5. Evangelios gnósticos
El gnosticismo fue combatido ya por san Justino hacia el año 150 y después por san Ireneo y otros Santos Padres que lo consideraron la herejí­a más peligrosa en la Iglesia de su tiempo. Estuvo representado sobre todo por Basí­lides, Carpócrates y Valentí­n, maestros en Alejandrí­a a mediados del s. II, cuyo influjo, sobre todo el de Valentí­n, llegó hasta Roma y se extendió por toda la Iglesia. A ellos se atribuyen Ev. apócrifos que no han llegado a nosotros. Según san Ireneo esos herejes habí­an tenido sus predecesores en otros grupos que se remontaban hasta Simón Mago. La investigación reciente ve en efecto que en Valentí­n, cuyas doctrinas son bien conocidas, confluyen ideas que se encuentran en algunos escritos gnósticos de Nag Hammadi (Ev. de los Egipcios, Apócrifo de Juan, Ev. de Tomás), mientras que en otras obras de ese mismo fondo se desarrollan las doctrinas valentinianas (Ev. de Felipe, Ev. de la Verdad). Entre los antiguos escritos gnósticos con tí­tulo de Ev. apócrifos se cuentan los mencionados por los escritores eclesiásticos, los encontrados en Nag Hammadi y los testimoniados por algún fragmento de papiro. En parte se ha establecido la relación entre las diversas fuentes pero aún quedan puntos sin esclarecer. Estos son los Ev. gnósticos mejor conocidos:

) El Evangelio de los Hebreos. Con este nombre es citado un evangelio que habí­a sido escrito en griego en la primera mitad del s. II. Clemente le atribuye una frase muy similar a otra que se encuentra en el Ev. de Tomás: «El que se admiró reinará, y el que reinó, descansará» (Strom. 2. 2,5; Ev de Tomás, 2), dando a entender que es la admiración lo que conduce al Reino y a la salvación. En él se decí­a también, según Orí­genes, que el Espí­ritu Santo era madre de Cristo y lo habí­a llevado al Tabor tomándolo por uno de sus cabellos (In /oh. 2,6). Según san Jerónimo contaba una aparición del Señor resucitado a Santiago que habí­a hecho voto de no comer pan hasta haberlo visto de nuevo resucitado (De Vir. 111. 2) La relevancia de Santiago como primer testigo de la resurrección aparece también en el citado Ev. de Tomás (log. 12) y en otro escrito gnóstico de Nag Hammadi, la í­stola de Santiago (NHC 1,1). En Ev. de los Hebreos se afirmaba además, según san Jerónimo, que al salir Jesús del Jordán «descendió sobre él toda la fuente del Espí­ritu Santo, descansó sobre él y le dijo: Hijo mí­o, a través de todos los profetas te estaba esperando para que vinieras y pudiera descansar en ti. Pues tú eres mi descanso, mi Hijo primogénito, que reinas para siempre» (Comm. in Is. 11,2). La existencia de un Ev. herético escrito por los hebreos quedó como un tópico en la tradición cristiana.
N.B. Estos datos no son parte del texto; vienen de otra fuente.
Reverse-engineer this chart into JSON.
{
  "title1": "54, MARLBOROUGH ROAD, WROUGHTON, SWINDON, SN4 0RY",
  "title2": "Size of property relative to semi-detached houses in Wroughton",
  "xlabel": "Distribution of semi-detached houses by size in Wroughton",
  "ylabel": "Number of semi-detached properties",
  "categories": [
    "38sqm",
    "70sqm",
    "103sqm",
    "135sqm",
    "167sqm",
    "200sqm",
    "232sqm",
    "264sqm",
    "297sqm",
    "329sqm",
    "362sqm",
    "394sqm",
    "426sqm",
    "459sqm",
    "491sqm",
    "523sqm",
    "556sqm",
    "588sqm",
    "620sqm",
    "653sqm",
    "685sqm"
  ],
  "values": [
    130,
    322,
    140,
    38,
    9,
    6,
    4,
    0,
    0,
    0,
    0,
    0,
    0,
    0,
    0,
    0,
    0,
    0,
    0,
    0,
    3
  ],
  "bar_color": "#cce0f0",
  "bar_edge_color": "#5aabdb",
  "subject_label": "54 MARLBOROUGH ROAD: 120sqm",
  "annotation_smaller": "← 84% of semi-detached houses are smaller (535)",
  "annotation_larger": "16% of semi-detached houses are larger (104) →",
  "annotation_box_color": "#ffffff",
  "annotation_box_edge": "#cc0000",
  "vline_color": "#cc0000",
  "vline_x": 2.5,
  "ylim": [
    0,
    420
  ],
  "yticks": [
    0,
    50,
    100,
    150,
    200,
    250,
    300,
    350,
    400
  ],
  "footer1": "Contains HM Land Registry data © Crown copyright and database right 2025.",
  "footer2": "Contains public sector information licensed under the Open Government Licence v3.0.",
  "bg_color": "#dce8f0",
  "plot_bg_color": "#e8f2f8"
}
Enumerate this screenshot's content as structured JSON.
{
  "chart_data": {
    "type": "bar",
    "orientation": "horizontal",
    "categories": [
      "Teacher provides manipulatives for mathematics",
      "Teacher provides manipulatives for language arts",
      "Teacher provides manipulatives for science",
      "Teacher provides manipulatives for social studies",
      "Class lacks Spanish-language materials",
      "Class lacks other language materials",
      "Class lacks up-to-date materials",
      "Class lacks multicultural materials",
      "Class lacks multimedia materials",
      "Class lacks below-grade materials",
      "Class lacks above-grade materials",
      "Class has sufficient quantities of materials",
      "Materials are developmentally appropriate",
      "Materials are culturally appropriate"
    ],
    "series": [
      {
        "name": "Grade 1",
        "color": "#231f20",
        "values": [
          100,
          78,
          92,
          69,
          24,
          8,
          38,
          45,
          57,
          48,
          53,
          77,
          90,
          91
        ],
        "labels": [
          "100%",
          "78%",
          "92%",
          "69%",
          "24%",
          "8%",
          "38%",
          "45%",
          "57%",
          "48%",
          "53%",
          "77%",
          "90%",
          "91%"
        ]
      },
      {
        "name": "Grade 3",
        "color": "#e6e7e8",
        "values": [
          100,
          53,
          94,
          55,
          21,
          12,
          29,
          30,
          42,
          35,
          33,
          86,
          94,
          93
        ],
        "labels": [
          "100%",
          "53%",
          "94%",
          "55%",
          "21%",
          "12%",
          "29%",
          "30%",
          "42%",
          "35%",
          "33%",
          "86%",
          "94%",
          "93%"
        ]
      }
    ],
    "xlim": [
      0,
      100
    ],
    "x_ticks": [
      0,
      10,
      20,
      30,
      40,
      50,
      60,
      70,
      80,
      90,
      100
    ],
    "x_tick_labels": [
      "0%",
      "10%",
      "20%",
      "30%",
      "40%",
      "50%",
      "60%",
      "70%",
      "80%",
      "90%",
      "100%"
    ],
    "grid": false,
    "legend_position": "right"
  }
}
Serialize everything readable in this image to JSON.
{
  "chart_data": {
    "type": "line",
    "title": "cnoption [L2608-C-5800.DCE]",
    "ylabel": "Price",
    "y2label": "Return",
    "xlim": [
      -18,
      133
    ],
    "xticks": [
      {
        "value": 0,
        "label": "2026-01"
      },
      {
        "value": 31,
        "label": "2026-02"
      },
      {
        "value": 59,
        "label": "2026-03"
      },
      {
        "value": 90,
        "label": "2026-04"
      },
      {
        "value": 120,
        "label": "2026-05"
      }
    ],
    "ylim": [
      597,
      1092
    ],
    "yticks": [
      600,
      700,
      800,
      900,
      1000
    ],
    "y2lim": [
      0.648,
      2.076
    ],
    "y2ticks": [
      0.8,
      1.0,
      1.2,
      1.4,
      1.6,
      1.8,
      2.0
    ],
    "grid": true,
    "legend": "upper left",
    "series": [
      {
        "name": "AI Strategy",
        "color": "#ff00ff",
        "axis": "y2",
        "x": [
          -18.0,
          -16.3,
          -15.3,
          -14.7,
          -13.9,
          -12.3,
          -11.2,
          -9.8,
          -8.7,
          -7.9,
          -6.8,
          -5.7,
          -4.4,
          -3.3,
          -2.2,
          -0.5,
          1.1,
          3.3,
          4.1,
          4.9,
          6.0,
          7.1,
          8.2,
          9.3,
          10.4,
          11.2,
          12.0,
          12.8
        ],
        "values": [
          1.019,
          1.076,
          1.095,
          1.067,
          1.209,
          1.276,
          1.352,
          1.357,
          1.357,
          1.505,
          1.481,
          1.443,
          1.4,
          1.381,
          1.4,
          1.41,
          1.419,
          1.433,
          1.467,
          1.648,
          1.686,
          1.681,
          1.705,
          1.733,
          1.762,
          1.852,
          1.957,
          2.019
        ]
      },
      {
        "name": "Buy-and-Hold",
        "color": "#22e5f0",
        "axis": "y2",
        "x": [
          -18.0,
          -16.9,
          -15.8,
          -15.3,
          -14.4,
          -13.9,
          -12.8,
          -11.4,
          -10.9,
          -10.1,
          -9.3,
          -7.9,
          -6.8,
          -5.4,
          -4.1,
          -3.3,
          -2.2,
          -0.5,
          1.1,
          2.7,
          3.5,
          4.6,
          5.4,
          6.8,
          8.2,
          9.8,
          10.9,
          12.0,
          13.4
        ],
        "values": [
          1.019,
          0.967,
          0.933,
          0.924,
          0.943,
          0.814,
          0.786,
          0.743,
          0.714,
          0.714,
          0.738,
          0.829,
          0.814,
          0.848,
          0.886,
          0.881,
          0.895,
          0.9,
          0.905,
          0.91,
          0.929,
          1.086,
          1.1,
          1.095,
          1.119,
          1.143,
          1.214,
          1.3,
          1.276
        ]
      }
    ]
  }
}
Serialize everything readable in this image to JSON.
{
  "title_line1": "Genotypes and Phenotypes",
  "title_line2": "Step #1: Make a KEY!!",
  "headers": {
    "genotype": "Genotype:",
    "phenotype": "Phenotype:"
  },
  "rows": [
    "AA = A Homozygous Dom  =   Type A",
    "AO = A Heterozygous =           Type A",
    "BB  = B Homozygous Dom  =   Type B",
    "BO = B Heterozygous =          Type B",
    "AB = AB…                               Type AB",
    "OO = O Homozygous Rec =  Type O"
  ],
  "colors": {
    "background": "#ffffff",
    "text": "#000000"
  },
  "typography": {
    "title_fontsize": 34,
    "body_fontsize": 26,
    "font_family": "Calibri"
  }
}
) El Evangelio de los Egipcios aludido y citado por los Santos Padres como herético, es de mediados del s. II y circulaba en Egipto. Su rasgo principal era la condena del matrimonio y de la generación, como dice de él Clemente de Alejandrí­a trayendo a colación citas como éstas: «A Salomé que preguntaba: ¿Durante cuánto tiempo estará en vigor la muerte?, le dijo el Señor: «Mientras vosotras la mujeres sigáis engendrando» (Strom. 3,6); y a la misma Salomé «le dijo el Salvador en persona: He venido a destruir las obras de la mujer. De la mujer, esto es, de la concupiscencia; las obras de ella, esto es, la generación y la corrupción» (Strom. 3,9). San Hipólito de Roma acusa a este Ev. de enseñar falsamente la trasmutación del alma en muchas formas, y lo atribuye a los naasenos, un grupo gnóstico; san Epifanio en cambio lo adjudica a los sabelianos que negaban la Trinidad. Posiblemente se debe a cristianos de Egipto provenientes del paganismo y tocados de gnosticismo.
Este Ev. de los Egipcios no se parece en nada al de los Egipcios en copto de los códices III y IV de Nag Hammadi que trae el mismo tí­tulo, además del de «Libro del Gran Espí­ritu invisible». Está dedicado a Seth, el tercer hijo de Adán y Eva, que viene presentado como uno de los seres incorruptibles del mundo divino que baja a este mundo a salvar a su descendencia, los gnósticos, a través del Bautismo. Al venir el Gran Seth se encarna en Jesús, o mejor se reviste de él, en el momento del bautismo en el Jordán. Este Ev. asume los datos de Lc y Mt sobre el nacimiento de Jesús de la Virgen por obra del Espí­ritu Santo; pero esto lo aplica únicamente al cuerpo de Jesús, el vaso sagrado, con que se iba a revestir el Salvador, el gran Seth. El tí­tulo de Ev. de los Egipcios dado a este escrito puede deberse sin más a la intención de asimilarlo a un escrito anterior con ese tí­tulo.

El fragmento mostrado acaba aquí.